Left eye (twenty months after the CyberKnife session). a Composite color fundus picture, partially regressed hard exudate cuff around the regressed lesion. b Optical coherence tomographic section and inner retinal splitting with hyperreflective hard exudate aggregates. c Composite optical coherence tomographic angiography of the posterior pole. d A and B scan ultrasonographic appearance of the fundus with the barely visible lesion.

Discussion

VPTR is a subgroup of primary retinal telangiectasia which usually represents an elevated pink/yellow mass located in the periphery of the retina, with quite amount of retinal and subretinal exudation [1, 2]. The lesion usually involves the inferotemporal retinal periphery, as in our case, but tumors can also be detected in other retinal locations [2]. Macular edema, exudation, and serous retinal detachment may contribute to the visual decline. The lesions in the earlier series were idiopathic in 74% of cases, with the remainder secondary to other conditions including XLRS.

The response to conventional treatment is highly unpredictable [1, 2]. Anti-VEGF therapy is usually ineffective in these cases [5]. Shields et al. [2] tried to treat active VPTR using transscleral cryotherapy; however, the side effects include scleral thinning with discoloration and vitreous hemorrhage. Intravitreal dexamethasone implants may prevent leakage from dysplastic retinal telangiectatic vessels and provide resorption of the fluid [6, 7]. Patel et al. [3] described a 17-year-old boy with XLRS and retinal detachment together with a VPTR. The patient was treated with pars plana vitrectomy, endolaser photocoagulation, subtenon's triamcinolone injection, and successive intravitreal bevacizumab injections. His vision improved and significant resolution of the leakage was observed as demonstrated by fluorescein angiography. However, intravitreal dexamethasone implant had only a limited effect in our case.

Ruthenium-106 and iodine-125 plaque radiotherapies for VPTR lesions have been reported with significant regression of tumors previously [8, 9]. As our case had an inadequate response to intravitreal dexamethasone administrations and we have previous experience with CyberKnife SRS for other types of ocular tumors, we decided to perform CyberKnife SRS in the present case. CyberKnife SRS treatments were used with success for ocular melanoma [10, 11], choroidal hemangioma [12], and optic nerve sheath meningioma [13] in the literature.

Conclusion

To our knowledge, the presented case is the first reported case of VPTR associated with XLRS treated with CyberKnife SRS. In VPTR, the classical therapeutic strategies are aimed to reduce the growth of the lesion, retinal exudation, and improve vision. Our case indicates that when primary treatment methods fail, CyberKnife SRS may achieve tumor regression and satisfactory clinical outcomes in VPTR.

Statement of Ethics

Written informed consent was obtained from the patient's parents for publication of this case report and any accompanying image.

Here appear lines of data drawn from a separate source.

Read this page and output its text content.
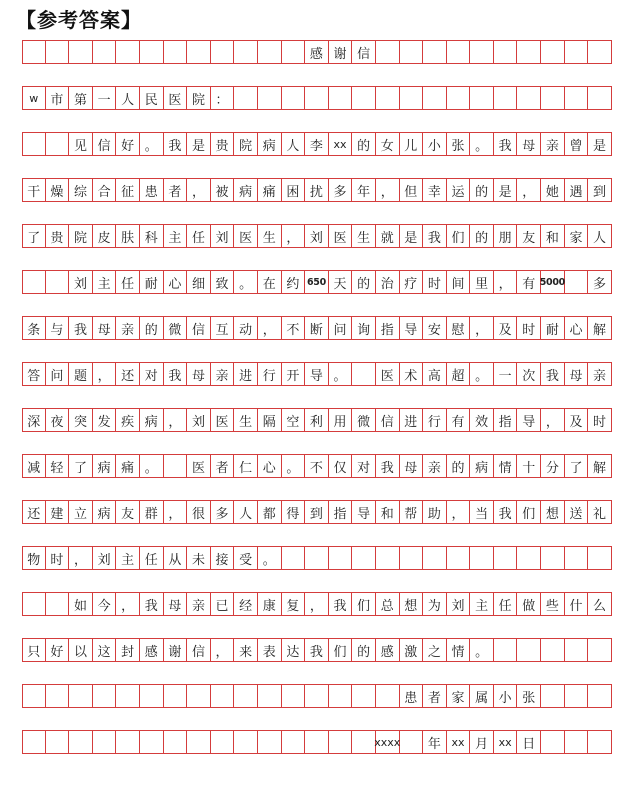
【参考答案】
感 谢 信
w 市 第 一 人 民 医 院 ：
见 信 好 。 我 是 贵 院 病 人 李 xx 的 女 儿 小 张 。 我 母 亲 曾 是
干 燥 综 合 征 患 者 ， 被 病 痛 困 扰 多 年 ， 但 幸 运 的 是 ， 她 遇 到
了 贵 院 皮 肤 科 主 任 刘 医 生 ， 刘 医 生 就 是 我 们 的 朋 友 和 家 人
刘 主 任 耐 心 细 致 。 在 约 650 天 的 治 疗 时 间 里 ， 有 5000	多
条 与 我 母 亲 的 微 信 互 动 ， 不 断 问 询 指 导 安 慰 ， 及 时 耐 心 解
答 问 题 ， 还 对 我 母 亲 进 行 开 导 。	医 术 高 超 。 一 次 我 母 亲
深 夜 突 发 疾 病 ， 刘 医 生 隔 空 利 用 微 信 进 行 有 效 指 导 ， 及 时
减 轻 了 病 痛 。	医 者 仁 心 。 不 仅 对 我 母 亲 的 病 情 十 分 了 解
还 建 立 病 友 群 ， 很 多 人 都 得 到 指 导 和 帮 助 ， 当 我 们 想 送 礼
物 时 ， 刘 主 任 从 未 接 受 。
如 今 ， 我 母 亲 已 经 康 复 ， 我 们 总 想 为 刘 主 任 做 些 什 么
只 好 以 这 封 感 谢 信 ， 来 表 达 我 们 的 感 激 之 情 。
患 者 家 属 小 张
xxxx	年 xx 月 xx 日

Conflict of Interest Statement

All authors have no financial disclosures.

Funding Sources

There was no funding or grant support.

Author Contributions

S.C.I.: involved in writing of the manuscript. A.Y. and A.O.S.: involved in the ophthalmological examination and editing of the manuscript. M.T. and K.O.: involved in the radiotherapy, follow-up, and editing of the manuscript. All authors attest that they meet the current ICMJE criteria for authorship.